In fact, all the students quickly became aware that the country saw them as self-deluding, naive stereotypes (it’s difficult to be a teenage student on TV and not look a naive idiot), and the numbers in the house started to dwindle. The inital lure to a student of living rent-free and poverty-free for a year in exchange for being filmed had lost its appeal. Even starvation and homelessness seemed more attractive than being on TV, if it had to be on such terms. Dan, the “Nasty Nick” of the house, was a wily and charismatic middle-class Tory boy who saw what was happening, and got out fast. His place was taken by Colin, a camp opportunist who knew exactly what was going on, and allegedly signed secret sponsorship deals with various firms to product-place their pizzas or trainers to the cameras as much as possible. Previously the show had been no fun for the housemates, but great TV for the rest of us. Once Colin moved in, it just wasn’t fun for the viewer either. The jig was up. The housemates moved out, few wanted to move in, the series spluttered and died months ahead of its intended one-year time span, finally reduced to a couple of late-night “highlight” specials narrated by that student nostalgia icon, Brian Cant.
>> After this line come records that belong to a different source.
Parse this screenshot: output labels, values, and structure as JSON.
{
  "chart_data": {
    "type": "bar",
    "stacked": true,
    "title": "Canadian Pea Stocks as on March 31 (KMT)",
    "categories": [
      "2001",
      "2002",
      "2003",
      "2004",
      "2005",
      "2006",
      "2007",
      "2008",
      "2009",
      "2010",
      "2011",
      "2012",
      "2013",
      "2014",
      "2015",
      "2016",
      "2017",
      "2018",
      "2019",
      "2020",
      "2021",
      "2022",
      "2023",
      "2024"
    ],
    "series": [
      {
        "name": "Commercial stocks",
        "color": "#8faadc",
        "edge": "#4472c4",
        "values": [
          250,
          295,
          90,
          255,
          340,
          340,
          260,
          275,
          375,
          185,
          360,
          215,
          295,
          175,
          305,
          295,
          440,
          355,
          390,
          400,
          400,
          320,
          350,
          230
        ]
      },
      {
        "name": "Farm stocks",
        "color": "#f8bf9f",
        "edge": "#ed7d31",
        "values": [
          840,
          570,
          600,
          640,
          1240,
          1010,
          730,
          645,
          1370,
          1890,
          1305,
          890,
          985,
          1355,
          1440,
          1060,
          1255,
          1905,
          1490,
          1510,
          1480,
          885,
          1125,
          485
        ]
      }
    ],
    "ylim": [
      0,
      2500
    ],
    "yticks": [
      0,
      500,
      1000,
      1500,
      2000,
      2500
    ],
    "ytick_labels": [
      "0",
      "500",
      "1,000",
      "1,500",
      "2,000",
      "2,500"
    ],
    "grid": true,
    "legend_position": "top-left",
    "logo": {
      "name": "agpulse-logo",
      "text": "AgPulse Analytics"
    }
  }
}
Since then, British docusoaps (with the exception of Big Brother), are filmed in blocks of entire series before being broadcast. The main subjects also tend to be at least 29 and hence have worked out who they exactly are and how to present that persona to the cameras, so it will survive even the most brutal editing. “Nasty” Nick knew exactly who he was and what he was doing. And unlike Colin, he had the decency to be in his early 30s. British TV viewers prefer to love-to-hate someone who’s not too young, rather than someone who’s actually young, who they just hate. For being young. Still, the joy of watching young adults being beastly to each other in their formative years on TV has turned up again on Channel 4’s “Shipwrecked” programme, earlier on this year. It was a kind of updated version of “Minipops”… As far as TV exploitation goes, you’re a child until you’re the wrong side of 25. After that, don’t fret, you can still go on nostalgia programmes and talk about how great Space Dust was.